Révolution iranienne de 1978-1979 : anatomie d’une chute

En un an seulement, le régime du chah s’est effondré. Du lâchage de l’Occident, qui a finalement préféré miser sur les islamistes, aux erreurs d’un pouvoir politique bloqué face à Khomeyni, retour sur les raisons d’un renversement spectaculaire.

Qu’est-ce qui fait tomber un régime iranien ? Si les regards sont tournés vers l’Iran des pasdarans, on peut aussi se retourner vers cet Iran de 1978 qui s’est effondré en un an. « Un îlot de paix et de stabilité », avait pourtant déclaré en visite amicale le 31 décembre 1977 Jimmy Carter, président des États-Unis, qui seront un des pays les plus prompts à savonner la planche du chah, Mohammad Reza Pahlavi (1919-1980). « Aujourd’hui, constate Yves Bomati, spécialiste de l’Iran, la jeunesse est plus encline à mettre cette chute sur le compte de l’Occident qu’à accuser le chah et son régime. » Signe des temps et d’un retour en grâce des Pahlavi ?

Les sermons de Khomeyni par valise diplomatique

Torts partagés, aurait-on envie de répondre, à la vue d’un compte à rebours que Houchang Nahavandi, ex-ministre du chah, a retracé avec une précision implacable*. L’Occident ? Pahlavi se l’était mis à dos. Lui, qui avait fait exploser les prix du brut lors du choc pétrolier de 1973, voulait faire de l’Iran une puissance nucléaire et la cinquième puissance économique du monde. Il se prenait pour le de Gaulle du Moyen-Orient, qui l’avait pris sous son aile dès 1944. Ah, si le Général avait été à la tête de la France en 1978, confiera le chah à Houchang Nahavandi après sa chute. Pour son malheur, ce fut Valéry Giscard d’Estaing, qui n’aimait pas du tout son faste mégalomaniaque de « parvenu » – terme capté lors d’une écoute de la chambre du président français reçu en Iran en 1976 – tout en s’agaçant de ce nouveau potentat venu s’inviter économiquement à la table des grands.

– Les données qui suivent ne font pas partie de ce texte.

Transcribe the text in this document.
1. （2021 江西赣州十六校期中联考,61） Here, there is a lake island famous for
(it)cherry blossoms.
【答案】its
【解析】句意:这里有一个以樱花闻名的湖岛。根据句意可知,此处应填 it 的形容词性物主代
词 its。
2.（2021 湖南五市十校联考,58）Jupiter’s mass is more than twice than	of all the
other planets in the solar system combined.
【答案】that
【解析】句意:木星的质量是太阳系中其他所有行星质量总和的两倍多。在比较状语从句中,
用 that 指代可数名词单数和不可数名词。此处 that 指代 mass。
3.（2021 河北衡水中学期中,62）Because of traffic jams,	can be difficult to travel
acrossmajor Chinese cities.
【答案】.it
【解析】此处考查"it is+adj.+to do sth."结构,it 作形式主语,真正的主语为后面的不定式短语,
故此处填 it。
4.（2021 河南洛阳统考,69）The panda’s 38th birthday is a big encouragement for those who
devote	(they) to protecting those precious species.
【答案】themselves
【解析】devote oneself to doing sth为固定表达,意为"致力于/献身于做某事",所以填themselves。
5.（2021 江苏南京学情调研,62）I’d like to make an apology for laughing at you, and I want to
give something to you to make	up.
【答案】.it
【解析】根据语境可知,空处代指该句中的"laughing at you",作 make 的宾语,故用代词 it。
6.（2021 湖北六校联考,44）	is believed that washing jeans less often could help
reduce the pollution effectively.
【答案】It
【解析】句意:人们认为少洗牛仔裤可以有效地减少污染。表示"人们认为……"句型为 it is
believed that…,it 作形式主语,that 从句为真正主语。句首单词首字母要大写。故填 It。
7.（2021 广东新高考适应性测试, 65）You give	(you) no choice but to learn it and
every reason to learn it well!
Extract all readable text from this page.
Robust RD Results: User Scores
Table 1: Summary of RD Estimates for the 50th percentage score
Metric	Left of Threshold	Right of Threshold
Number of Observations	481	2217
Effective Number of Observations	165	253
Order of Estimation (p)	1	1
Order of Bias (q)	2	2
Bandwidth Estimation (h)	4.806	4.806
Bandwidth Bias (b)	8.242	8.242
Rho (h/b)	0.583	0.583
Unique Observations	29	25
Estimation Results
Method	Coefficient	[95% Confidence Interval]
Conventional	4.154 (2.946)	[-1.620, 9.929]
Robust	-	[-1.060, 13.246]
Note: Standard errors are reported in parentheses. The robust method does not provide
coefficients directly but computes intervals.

Certes, « VGE » lui téléphona pour avoir son accord pour accueillir Khomeyni en France en octobre 1978, et le chah commit l’erreur de donner son feu vert. Mais une fois à Neauphle-le-Château (Yvelines), « le mollah pouilleux » sous-estimé par Pahlavi se vit dérouler le tapis rouge en même temps que les lignes de téléphone, de fax, pour lancer son opération séduction : 400 interviews en trois mois ! Cerise sur le gâteau français : la valise diplomatique du Quai d’Orsay fit office de boîte aux lettres pour des centaines de cassettes de sermons de l’ayatollah qui inondaient l’Iran.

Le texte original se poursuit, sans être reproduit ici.